Excellent climat, loin de la crise, pour le livre en Espagne

Clément Solym - 27.03.2009

Edition - Société - livre - santé - crise


On l'a déjà dit le livre ne souffre pas vraiment de la crise. Et c'est le cas en Espagne aussi. Il y a eu + 19,8 % de livres publiés par rapport à l'année dernière pour quelques 255, 5 millions d'exemplaires soit une moyenne de tirage par titre de 3 000 exemplaires. selon les éditeurs espagnols le livre n'est pas frappé par la crise « parce que c'est un loisir bon marché ».

Une étude de la FGEE (la fédération des libraires) établit que les lecteurs réguliers (qui lisent au moins deux fois par semaine) sont de plus en plus nombreux. Ils sont 41 % maintenant contre 36 % en 2000.

Les bibliothèques se remplissent

Selon le ministère de la Culture espagnol les bibliothèques sont, elles aussi, plus fréquentées. Le nombre d'inscrits aux bibliothèques aurait augmenté de 53 % entre 2001 et 2005. Le taux de visite par an et par habitant reste encore faible par rapport à celui du reste de l'Europe mais est, lui aussi, en augmentation et le nombre d'emprunts a connu une belle augmentation.
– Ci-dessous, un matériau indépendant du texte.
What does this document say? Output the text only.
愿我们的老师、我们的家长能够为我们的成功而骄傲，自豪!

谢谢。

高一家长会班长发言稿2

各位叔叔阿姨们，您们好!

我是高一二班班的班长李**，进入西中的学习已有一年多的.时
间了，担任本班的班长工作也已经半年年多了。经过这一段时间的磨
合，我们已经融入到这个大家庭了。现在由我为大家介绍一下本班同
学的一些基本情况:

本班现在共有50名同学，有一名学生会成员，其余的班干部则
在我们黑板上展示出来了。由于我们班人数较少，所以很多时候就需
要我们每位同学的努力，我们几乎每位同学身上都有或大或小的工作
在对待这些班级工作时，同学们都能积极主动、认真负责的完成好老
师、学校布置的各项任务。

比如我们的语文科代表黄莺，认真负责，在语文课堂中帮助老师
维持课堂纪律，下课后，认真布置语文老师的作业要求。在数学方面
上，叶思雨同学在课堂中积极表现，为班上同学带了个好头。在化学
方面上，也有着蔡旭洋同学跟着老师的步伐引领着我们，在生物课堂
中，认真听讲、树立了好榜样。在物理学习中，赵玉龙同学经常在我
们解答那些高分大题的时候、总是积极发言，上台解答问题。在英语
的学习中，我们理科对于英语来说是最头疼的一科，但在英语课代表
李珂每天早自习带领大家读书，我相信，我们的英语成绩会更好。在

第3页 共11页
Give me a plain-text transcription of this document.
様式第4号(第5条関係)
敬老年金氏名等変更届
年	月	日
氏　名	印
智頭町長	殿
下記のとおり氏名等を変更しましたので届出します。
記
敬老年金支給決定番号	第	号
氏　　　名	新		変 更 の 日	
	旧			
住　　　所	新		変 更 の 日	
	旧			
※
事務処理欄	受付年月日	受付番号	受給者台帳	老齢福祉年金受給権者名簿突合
À ce propos, le directeur de la FGEE, Antonio Maria Avila, rappelle que : « Les pays du centre et du nord de l'Europe ont réussi l'alphabétisation complète de leur population jusqu'à 16 ans au milieu des années 1950, l'Espagne depuis quatre ans seulement ».

L'Espagne serait donc en train de rattraper son retard. Un phénomène que l'on peut aussi observer dans les pratiques de lecture des enfants. Les jeunes lecteurs de 13 ans liraient en moyenne huit livres par an. Les adolescents, eux, lisent moins et généralement des livres en rapport avec leur cursus scolaire.

La jeunesse et la lecture

Rafael Chirbes, un écrivain explique que : « Pour les enfants, les livres sont un monde de fantaisie, mais quand ils arrivent à l'adolescence, ils se trouvent confrontés à la réalité de leur environnement. Alors, ils se demandent pourquoi lire ; pour devenir des chômeurs plus cultivés ? ».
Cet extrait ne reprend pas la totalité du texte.